8 Ocak 2009 Perşembe

Toplu İğne

Seni aklıma her getirişimde mideme toplu iğneler saplıyorum. Kontrolsüz bir biçimde her seferinde bunu tekrarlıyorum. Olsun, bu acıyı seviyorum. Seni seviyorum, damağıma depoladığın acı tadını, yüreğime aşıladığın sızını, bir de iğneleri seviyorum çok. Hepsi sensin, senin yadigarın. Yalnız kaldığım zaman anılarımızın saçlarından kavrayıp bağrımda ısıtıyorum yüzünü. Denizin serkeş çığlıklarından dinliyorum sesini ve ağıtlarımı bir şişede biriktiriyorum. Kelimesiz, cümlesiz ve sessiz. Kesif bir şarap kokusunu andırıyor ağıtlarım şişede ve içmeden sarhoş edecek cinsten bir koku bu. Aynı şehirde alamadığımız nefesin bensizken bu kokuyla boca olmalı ki yabancı bir kokuda ruhundan eksilmemeli anılarımız. Karanlıkta yazıyorum bu görünmez sözcükleri ve damla damla biriktiriyorum şişenin içine. Bir ışık var yukarıda mum ışığı gibi. Ama görmüyorum hiç bir şey. Hem mum dibine ışık vermez ki. Hissediyorum ellerimin ıslaklığından şişede yer kalmadığını. Oysa daha yarısını bile dökmedim içine ağıtlarımın. Bir hıçkırık zamanıyla eşdeğer bir hamlede kapatıyorum ağzını. İskeleye yapıştırdığım yüzümden süzülen damlacıklarla kabarırken deniz, fırlatmama gerek kalmadan aldı elimden şişeyi ve çekti hoyratça. Gözümün hizasında uzattığım elimi yavaşça geri çektim ve yüzümün altına yerleştirdim. Lanetli şişmiş cesetlere hizmet ettim gözlerimle. Bir batıp bir çıkan su yüzüne. Buradan ruh teslim etmek moda olmuş sanki tanıdık ve tanımadık tüm yüzlerin ölü gözleri üzerimde. “Hadi ne duruyorsun katıl bize!”

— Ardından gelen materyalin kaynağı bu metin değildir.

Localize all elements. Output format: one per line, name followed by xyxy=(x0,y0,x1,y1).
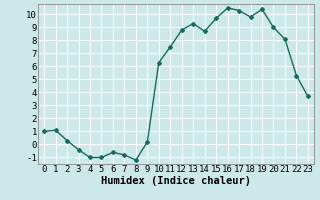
X-axis label: Humidex (Indice chaleur): Humidex (Indice chaleur) xyxy=(101,176,251,186)
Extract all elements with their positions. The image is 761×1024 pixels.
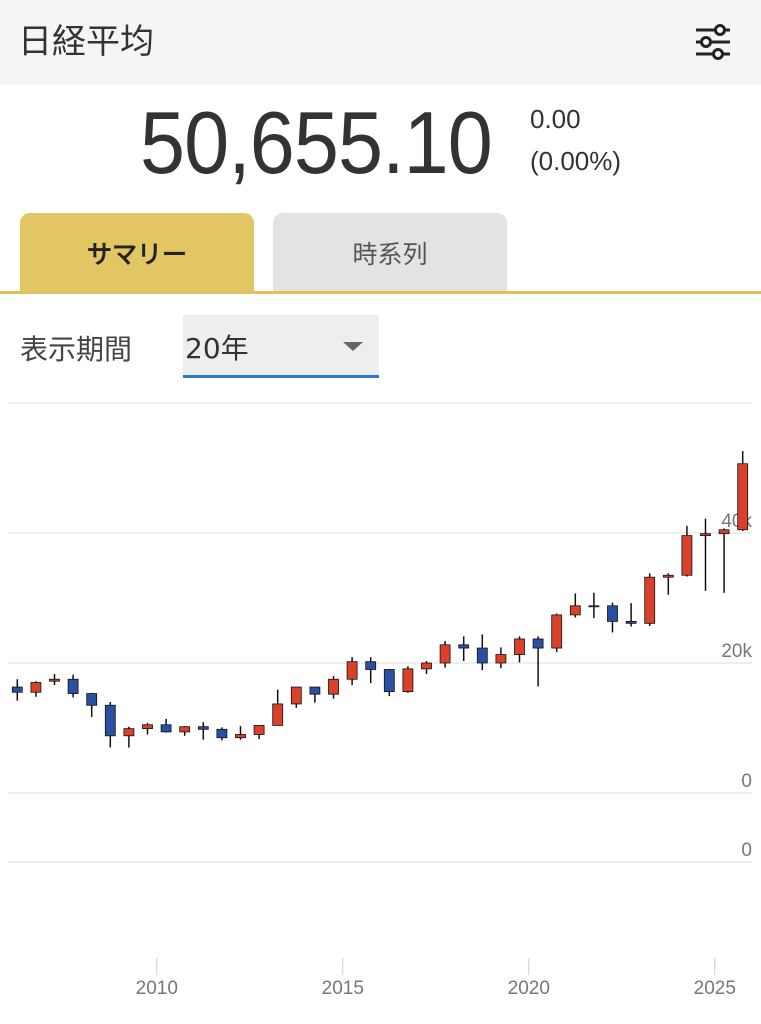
candle-body [346,661,358,680]
candle-body [662,574,674,578]
candle-body [160,724,172,733]
candle-body [309,686,321,695]
dropdown-arrow [343,342,363,351]
candle-body [514,638,525,655]
y-tick-label: 0 [741,771,752,792]
candle-body [179,726,191,733]
candle-body [476,647,488,664]
candle-body [328,678,339,695]
change-percent: (0.00%) [530,146,622,176]
candle-body [123,728,135,737]
y2-tick-label: 0 [741,840,752,861]
candle-body [421,662,432,670]
candle-body [439,644,451,664]
candle-body [551,614,563,649]
tab[interactable]: サマリー [20,213,254,292]
candle-body [569,605,581,616]
x-tick-label: 2010 [136,978,178,999]
price: 50,655.10 [140,93,493,192]
y-tick-label: 20k [721,641,752,662]
candle-body [532,638,544,649]
tab[interactable]: 時系列 [273,213,507,292]
change: 0.00 [530,104,581,134]
candle-body [67,678,79,694]
x-tick-label: 2015 [322,978,364,999]
candle-body [253,724,265,735]
x-tick-label: 2020 [508,978,550,999]
candle-body [607,605,618,622]
candle-body [49,678,60,682]
candle-body [644,576,656,624]
candle-body [235,734,246,739]
candle-body [365,661,377,670]
candle-body [383,669,395,693]
candle-body [458,644,470,649]
candle-body [30,682,42,693]
tab-underline [0,291,761,294]
candle-body [718,529,730,535]
dropdown-value: 20年 [185,332,249,365]
candle-body [272,703,284,726]
candle-body [104,704,116,737]
candle-body [216,728,228,739]
candle-body [11,686,23,693]
candle-body [737,463,749,531]
candle-body [197,726,209,730]
header-bar [0,0,761,85]
x-tick-label: 2025 [694,978,736,999]
period-label: 表示期間 [20,333,133,366]
candle-body [700,533,711,536]
candle-body [142,724,153,730]
candle-body [495,654,507,664]
settings-icon[interactable] [694,22,732,62]
page-title: 日経平均 [18,22,154,62]
candle-body [681,535,693,576]
period-dropdown[interactable]: 20年 [183,315,379,378]
candle-body [625,620,637,624]
candle-body [290,686,302,705]
candle-body [86,693,98,706]
candle-body [402,668,414,693]
candle-body [588,605,600,608]
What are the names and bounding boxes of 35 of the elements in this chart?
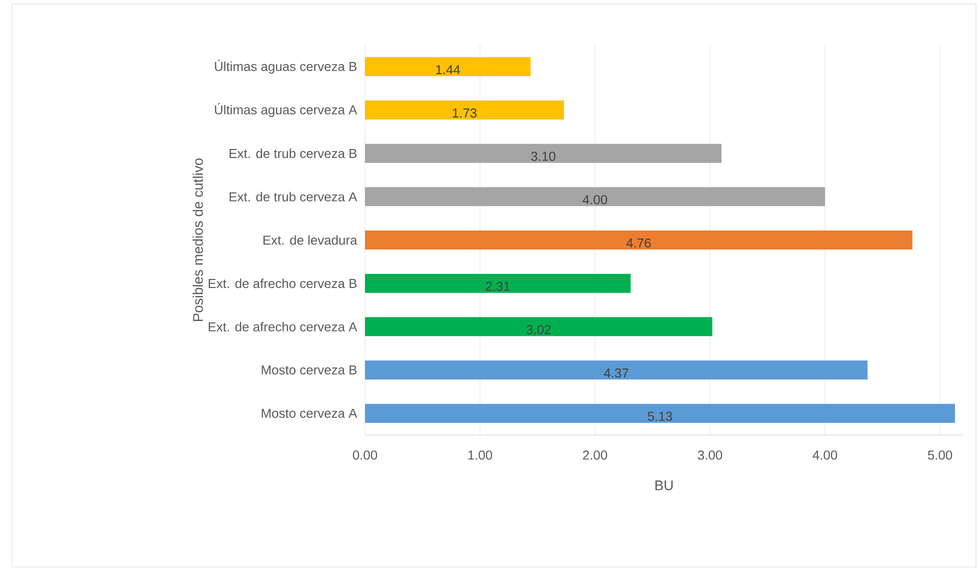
bar	[365, 404, 955, 423]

Canhıraş bir ağlama sesi geliyor uzaklardan ve ben ilk defa bu kadar duyarsızım sessizlik içinde geçen aylara rağmen. Bir toplu iğne daha ekleyerek iyice bastırıyorum midemi zemine. Ölülerin delici bakışları ve uzaklardan bir yerlerden gelen acılı ağlayışların arasında bir yerde işkence ediyorum kendime. Seçim yok, tercih yok. Işık yok. Koku yok. Korku yok. Şişe de yok artık elimde. Midemi delik deşik eden iğneler sayesinde kustuğum o şarap var yerlerde. Anılarımızı, seni, acını, sızını… Hepsini dağıttım iskelenin yüzeyine. Hepsini okşadım parmak uçlarımla, kokladım. Yine aklıma düştün, ağladım.